Die Vertriebenen und die Flüchtlinge werden bei der Vertretung ihrer materiellen Interessen draußen im Lande nicht immer mit guten Urteilen bedacht. Dabei tut man ihnen bitter Unrecht.
Die Einsicht bei den Betroffenen ist wesentlich größer, als dies hämische und bösartige Kritiker vielfach annehmen.
Kollegen von allen drei Parteien haben an den großen Tagungen des Gesamtverbandes der Zonenflüchtlinge und des Bundes der Vertriebenen in Braunschweig bzw. Hannover teilgenommen. Alle werden mir wohl zustimmen, wenn ich sage: Wenn man zu den Menschen offen spricht und ihnen erklärt, wie die Situation ist, dann sind sie zwar nicht beglückt von dem, was man ihnen da eröffnet — das wäre auch zuviel verlangt —, aber sie sehen ein, daß wir eine Weile in diesen Dingen langsamer gehen müssen. Dies ist doch eine sehr positiv zu wertende Haltung.
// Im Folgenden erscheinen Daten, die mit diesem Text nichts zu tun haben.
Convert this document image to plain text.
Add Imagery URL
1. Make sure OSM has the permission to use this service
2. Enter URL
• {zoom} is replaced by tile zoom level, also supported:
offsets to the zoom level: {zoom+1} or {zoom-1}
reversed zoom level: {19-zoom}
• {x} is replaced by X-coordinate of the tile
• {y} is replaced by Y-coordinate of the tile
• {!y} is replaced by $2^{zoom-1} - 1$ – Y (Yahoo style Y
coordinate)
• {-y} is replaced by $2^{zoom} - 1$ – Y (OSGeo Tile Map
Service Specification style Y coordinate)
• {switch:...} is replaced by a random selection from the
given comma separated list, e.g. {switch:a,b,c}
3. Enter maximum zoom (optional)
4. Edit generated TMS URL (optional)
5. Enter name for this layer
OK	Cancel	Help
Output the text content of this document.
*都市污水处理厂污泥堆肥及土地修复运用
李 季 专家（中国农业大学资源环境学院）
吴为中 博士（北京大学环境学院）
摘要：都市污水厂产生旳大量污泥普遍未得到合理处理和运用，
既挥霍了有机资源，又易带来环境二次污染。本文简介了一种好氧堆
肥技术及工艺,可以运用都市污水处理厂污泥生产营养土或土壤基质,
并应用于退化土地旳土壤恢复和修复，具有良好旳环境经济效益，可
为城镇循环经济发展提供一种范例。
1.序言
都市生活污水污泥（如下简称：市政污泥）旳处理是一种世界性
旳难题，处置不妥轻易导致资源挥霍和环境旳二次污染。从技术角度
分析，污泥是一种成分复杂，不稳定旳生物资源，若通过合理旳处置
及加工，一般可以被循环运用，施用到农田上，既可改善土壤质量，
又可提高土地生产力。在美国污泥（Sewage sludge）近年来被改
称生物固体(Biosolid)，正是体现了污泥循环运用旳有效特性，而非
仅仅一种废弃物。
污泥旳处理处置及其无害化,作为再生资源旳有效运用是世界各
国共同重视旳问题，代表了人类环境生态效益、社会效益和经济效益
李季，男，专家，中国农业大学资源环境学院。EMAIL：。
Meine Damen und Herren, ich habe die Bitte an Sie — es klingt etwas sentimental in diesem Hohen Hause, in dem ja Gegensätze ausgetragen werden sollen, notfalls hart —: wollen wir gemeinsam in dieser unbestreibar schwierigen Situation suchen, was für diese großen Gruppen möglich gemacht
werden kann, was verantwortet werden kann. Ich verspreche Ihnen, nach besten Kräften mitzutun.